Identification of a Critical Amino Acid in the Aryl Hydrocarbon Receptor

• Published in: The Journal of biological chemistry Vol. 277; no. 15; pp. 13210 - 13218
• Main Authors: Andreasen, Eric A., Tanguay, Robert L., Peterson, Richard E., Heideman, Warren
• Format: Journal Article
• Language: English
• Published: United States Elsevier Inc 12.04.2002; American Society for Biochemistry and Molecular Biology
• Subjects: Amino Acid Sequence; Amino Acid Substitution; Amino Acids - metabolism; Animals; Base Sequence; COS Cells; DNA Primers; Models, Molecular; Molecular Sequence Data; Mutagenesis, Site-Directed; Oncorhynchus mykiss; Protein Conformation; Receptors, Aryl Hydrocarbon - chemistry; Receptors, Aryl Hydrocarbon - genetics; Receptors, Aryl Hydrocarbon - metabolism; Sequence Homology, Amino Acid
• ISSN: 0021-9258; 1083-351X
• DOI: 10.1074/jbc.M200073200

Two aryl hydrocarbon receptors (rtAHR2α and rtAHR2β) have been identified in the rainbow trout (Oncorhynchus mykiss).

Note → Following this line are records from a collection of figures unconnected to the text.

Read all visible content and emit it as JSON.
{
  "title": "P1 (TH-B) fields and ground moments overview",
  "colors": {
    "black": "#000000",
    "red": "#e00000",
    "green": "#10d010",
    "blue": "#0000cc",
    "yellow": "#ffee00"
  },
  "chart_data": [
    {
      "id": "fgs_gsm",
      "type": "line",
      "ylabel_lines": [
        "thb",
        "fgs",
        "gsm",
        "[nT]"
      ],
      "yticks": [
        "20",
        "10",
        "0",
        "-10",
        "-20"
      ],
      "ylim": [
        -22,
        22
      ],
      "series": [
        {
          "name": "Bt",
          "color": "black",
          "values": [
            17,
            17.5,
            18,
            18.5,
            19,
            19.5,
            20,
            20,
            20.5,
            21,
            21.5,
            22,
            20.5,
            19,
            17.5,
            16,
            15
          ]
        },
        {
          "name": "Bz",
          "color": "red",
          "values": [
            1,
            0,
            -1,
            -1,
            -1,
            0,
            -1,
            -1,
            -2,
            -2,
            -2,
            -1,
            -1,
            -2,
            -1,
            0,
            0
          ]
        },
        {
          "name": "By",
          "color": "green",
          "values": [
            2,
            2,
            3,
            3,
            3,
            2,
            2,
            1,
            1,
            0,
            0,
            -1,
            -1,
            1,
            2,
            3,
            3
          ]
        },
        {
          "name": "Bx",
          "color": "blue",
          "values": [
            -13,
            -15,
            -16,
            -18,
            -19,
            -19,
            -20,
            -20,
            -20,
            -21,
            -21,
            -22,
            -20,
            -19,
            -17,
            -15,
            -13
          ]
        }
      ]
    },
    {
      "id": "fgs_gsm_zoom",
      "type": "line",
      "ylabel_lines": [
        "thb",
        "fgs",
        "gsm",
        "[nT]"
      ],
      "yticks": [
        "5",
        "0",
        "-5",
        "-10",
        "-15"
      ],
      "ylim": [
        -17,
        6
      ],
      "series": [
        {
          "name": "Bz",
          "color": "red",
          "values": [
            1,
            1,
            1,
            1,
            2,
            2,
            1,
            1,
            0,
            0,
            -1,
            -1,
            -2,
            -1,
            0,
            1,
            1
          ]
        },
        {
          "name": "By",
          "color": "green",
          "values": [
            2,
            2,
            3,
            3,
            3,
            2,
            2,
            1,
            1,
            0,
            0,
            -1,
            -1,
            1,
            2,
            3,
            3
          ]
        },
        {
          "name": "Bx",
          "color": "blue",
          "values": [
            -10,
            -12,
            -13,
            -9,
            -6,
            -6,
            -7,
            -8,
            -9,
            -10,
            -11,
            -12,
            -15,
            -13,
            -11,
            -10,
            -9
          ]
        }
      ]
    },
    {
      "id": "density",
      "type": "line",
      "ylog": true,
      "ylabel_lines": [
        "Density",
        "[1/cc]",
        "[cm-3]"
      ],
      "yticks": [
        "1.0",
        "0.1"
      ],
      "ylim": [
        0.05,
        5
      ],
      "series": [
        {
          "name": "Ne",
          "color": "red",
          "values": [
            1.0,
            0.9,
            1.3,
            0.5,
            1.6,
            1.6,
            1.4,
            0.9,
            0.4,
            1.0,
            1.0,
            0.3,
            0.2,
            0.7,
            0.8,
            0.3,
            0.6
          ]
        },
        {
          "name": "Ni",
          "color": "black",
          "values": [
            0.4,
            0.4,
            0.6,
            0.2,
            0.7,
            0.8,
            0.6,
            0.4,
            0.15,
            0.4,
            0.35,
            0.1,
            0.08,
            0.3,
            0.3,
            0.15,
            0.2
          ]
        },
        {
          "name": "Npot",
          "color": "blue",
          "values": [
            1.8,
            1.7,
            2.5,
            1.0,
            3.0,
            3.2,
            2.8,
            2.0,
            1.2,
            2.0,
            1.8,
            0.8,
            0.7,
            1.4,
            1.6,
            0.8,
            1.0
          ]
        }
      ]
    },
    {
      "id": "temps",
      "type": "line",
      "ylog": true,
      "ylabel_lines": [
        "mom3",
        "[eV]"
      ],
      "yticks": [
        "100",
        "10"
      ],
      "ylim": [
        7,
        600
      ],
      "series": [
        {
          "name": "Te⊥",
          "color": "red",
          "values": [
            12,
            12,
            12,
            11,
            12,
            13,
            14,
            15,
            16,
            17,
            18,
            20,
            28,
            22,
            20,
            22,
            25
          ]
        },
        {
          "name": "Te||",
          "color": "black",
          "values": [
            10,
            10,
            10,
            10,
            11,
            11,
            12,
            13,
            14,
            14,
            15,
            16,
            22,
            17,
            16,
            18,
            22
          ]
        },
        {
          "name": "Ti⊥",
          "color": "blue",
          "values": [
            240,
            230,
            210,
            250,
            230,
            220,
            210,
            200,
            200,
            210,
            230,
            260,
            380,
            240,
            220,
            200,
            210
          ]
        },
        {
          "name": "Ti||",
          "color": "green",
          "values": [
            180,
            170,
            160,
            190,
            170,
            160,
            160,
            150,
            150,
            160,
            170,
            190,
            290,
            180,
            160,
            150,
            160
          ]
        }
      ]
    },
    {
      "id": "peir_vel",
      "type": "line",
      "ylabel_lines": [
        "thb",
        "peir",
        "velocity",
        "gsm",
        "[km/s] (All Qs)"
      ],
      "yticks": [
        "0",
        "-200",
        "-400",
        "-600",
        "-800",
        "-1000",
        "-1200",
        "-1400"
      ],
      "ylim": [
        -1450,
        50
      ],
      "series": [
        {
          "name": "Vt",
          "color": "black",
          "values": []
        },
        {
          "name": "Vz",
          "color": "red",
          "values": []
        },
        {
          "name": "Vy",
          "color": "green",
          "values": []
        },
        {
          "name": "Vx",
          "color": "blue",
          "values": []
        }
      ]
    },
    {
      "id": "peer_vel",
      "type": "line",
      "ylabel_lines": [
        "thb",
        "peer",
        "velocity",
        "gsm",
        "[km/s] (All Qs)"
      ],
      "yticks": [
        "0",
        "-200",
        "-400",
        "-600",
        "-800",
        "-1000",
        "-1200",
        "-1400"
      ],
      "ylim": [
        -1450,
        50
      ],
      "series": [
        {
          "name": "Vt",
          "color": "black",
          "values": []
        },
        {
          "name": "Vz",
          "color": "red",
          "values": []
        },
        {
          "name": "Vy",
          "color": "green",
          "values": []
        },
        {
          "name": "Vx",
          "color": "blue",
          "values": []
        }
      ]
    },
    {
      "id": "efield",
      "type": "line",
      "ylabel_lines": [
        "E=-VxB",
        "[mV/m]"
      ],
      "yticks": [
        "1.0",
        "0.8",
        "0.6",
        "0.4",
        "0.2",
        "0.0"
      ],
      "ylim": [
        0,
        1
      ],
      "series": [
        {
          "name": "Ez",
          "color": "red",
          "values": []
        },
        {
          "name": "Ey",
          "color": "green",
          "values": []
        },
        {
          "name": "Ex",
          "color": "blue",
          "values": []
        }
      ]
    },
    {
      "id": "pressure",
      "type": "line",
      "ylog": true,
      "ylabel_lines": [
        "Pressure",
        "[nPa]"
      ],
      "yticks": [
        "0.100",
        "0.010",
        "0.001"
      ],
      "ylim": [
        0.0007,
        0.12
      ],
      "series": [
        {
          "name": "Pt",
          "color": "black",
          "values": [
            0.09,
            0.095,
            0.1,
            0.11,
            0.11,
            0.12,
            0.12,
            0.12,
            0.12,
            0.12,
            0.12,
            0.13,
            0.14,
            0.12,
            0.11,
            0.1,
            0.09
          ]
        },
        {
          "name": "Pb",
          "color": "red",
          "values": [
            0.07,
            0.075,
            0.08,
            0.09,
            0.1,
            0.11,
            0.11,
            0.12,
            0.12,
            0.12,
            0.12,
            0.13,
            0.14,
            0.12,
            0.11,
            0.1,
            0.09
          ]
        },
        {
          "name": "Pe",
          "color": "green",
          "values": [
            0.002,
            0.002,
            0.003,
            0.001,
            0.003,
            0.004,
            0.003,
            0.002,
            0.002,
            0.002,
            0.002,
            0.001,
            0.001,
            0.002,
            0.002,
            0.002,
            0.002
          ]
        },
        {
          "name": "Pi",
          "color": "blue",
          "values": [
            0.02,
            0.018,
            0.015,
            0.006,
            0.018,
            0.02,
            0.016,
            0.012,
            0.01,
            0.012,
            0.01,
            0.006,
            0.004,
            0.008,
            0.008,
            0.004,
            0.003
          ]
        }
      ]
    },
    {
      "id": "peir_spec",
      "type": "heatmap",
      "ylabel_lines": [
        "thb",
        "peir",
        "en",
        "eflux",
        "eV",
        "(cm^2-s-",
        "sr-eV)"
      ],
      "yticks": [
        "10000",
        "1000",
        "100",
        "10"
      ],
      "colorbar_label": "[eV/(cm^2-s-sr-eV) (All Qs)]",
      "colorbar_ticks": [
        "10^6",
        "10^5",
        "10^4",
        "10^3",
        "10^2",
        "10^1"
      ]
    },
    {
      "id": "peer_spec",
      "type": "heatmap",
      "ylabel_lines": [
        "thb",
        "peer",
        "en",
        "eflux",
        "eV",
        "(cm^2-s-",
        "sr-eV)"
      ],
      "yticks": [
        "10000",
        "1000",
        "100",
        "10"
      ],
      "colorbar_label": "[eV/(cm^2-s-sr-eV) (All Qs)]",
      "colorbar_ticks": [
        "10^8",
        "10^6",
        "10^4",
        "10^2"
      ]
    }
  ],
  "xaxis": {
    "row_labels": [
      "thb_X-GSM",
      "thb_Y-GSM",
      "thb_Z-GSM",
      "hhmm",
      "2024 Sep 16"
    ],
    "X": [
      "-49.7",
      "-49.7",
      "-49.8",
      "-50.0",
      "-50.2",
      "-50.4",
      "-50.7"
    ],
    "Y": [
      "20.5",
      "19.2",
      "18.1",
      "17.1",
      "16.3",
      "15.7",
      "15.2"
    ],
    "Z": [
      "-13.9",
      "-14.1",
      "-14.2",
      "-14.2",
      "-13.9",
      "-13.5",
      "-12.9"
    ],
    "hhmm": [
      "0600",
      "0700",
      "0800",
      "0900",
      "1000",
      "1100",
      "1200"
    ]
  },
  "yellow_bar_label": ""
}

These receptors share 98% amino acid identity, yet their functional properties differ. Both rtAHR2α and rtAHR2β bind 2,3,7,8-tetrachlorodibenzo-p-dioxin (TCDD), dimerize with rainbow trout ARNTb (rtARNTb), and recognize dioxin response elements in vitro. However, in a transient transfection assay the two proteins show differential ability to recognize enhancers, produce transactivation, and respond to TCDD. To identify the sequence differences that confer the functional differences between rtAHR2α and rtAHR2β, we constructed chimeric rtAHRs, in which segments of one receptor form was replaced with the corresponding part from the other isoform. This approach progressively narrowed the region being examined to a single residue, corresponding to position 111 in rtAHR2β. Altering this residue in rtAHR2β from the lysine to glutamate found in rtAHR2α produced an rtAHR2β with the properties of rtAHR2α. All other known AHRs resemble rtAHR2α and carry glutamate at this position, located at the N terminus of the PAS-A domain. We tested the effect of altering this glutamate in the human and zebrafish AHRs to lysine. This lysine substitution produced AHRs with transactivation properties that were similar to rtAHR2β. These results identify a critical residue in AHR proteins that has an important impact on transactivation, enhancer site recognition, and regulation by ligand.